Moreover, the rules of the New Hampshire’s Presidential game favor mavericks. Independents, who are free to take part in the ’08 G.O.P. primary, figure to account for a quarter of all votes cast. Overall, about half of the state’s registered voters will turn out for the Presidential primary, a unique check on the sway that hardened ideologues and their pesky litmus tests hold in low-participation nominating contests—like, say, the Iowa caucuses.
Rather inexplicably, New Hampshire is even home to a not-invisible smattering of Yankees fans—Adam Sandler, who grew up in Manchester, to name one.
In other words, if Rudy can’t make it here, he can’t make it anywhere.
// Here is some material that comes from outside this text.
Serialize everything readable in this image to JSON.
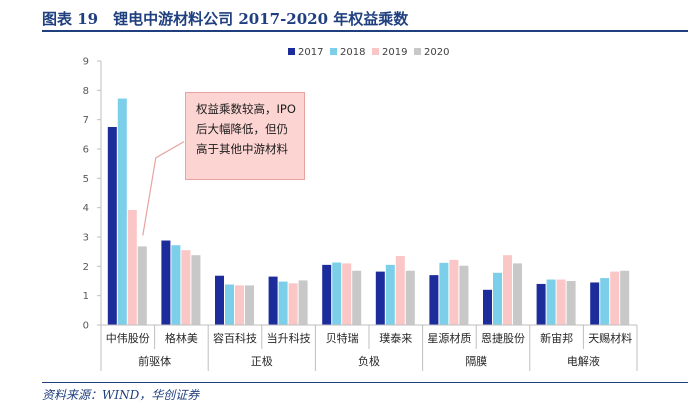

But the same can be said of John McCain, whose international political stardom was born in New Hampshire six Februarys ago, when he socked George W. Bush and his cash machine by 19 points, an unforeseen political earthquake triggered by those same independent-minded voters.
And the problem for Rudy is that Mr. McCain is running again. He remains a political rock star to New Hampshire’s masses, a status on display last month, when Mr. McCain served as the honorary starter at an auto race in Loudon. As he walked to his seat, according to Peter Spaulding, Mr. McCain’s ’00 New Hampshire campaign chairman, he was swarmed by race fans who treated him “like he was one of the racers.”
Those race fans, as Mr. Spaulding noted, are precisely the kinds of casual voters—average citizens who don’t follow the inner workings of politics and who probably couldn’t pick Mitt Romney out of a line-up—who ultimately decide New Hampshire primaries.
Granted, Mr. Giuliani enjoys a similar appeal, something New Hampshire’s Republican leaders sought to harness last Thursday. After headlining a morning fund-raising event, Mr. Giuliani posed for photos with candidates for the state House of Representatives, who no doubt hope that the visual association with “America’s Mayor” will boost their November prospects.
But as Mr. Giuliani wrapped up his one-day visit, the University of New Hampshire released its first ’08 poll. Mr. McCain was first on the Republican side, with 32 percent, easily outpacing Mr. Giuliani, whose 19 percent was good for second place.
Add those numbers together and you get 51 percent—almost identical to the 49 percent that Mr. McCain snagged the last time his name was on a New Hampshire Republican ballot. The findings suggest, then, that the size of that ’00 McCain base remains the same and that Mr. McCain has a clear leg up on Mr. Giuliani in corralling it for ’08. Indeed, Mr. McCain’s game plan—playing footsy with Jerry Falwell, arguing for the teaching of “intelligent design” and even picking a fight with Barack Obama—indicates that he is far more concerned with his standing in Iowa and South Carolina than in New Hampshire.
Of course, Mr. Giuliani, like Mr. McCain, has also been penning love letters to the Christian right—even delivering them in person, like when he campaigned with Ralph Reed earlier this year. Their antics call to mind that most underappreciated television show, The Critic, whose lead character was wont to fall to his knees before the objects of his affection and whimper, “Please like me.”
But again, Mr. McCain—who, unlike Rudy, can actually point to a record of staunch opposition to abortion and gun control—seems in a better position to beg for support from social conservatives. Indeed, through the power of contrast, Mr. Giuliani’s presence in the race could even boost Mr. McCain’s palatability to the right.
Their right-wing courtship won’t matter in New Hampshire, where James Dobson is hardly a kingmaker. But the Granite State could function as an elimination contest between the Arizonan and New Yorker for the right to move on to the Bible Belt. And if this state stays true to Mr. McCain, Mr. Giuliani’s bid might well evaporate without the religious right doing a blessed thing.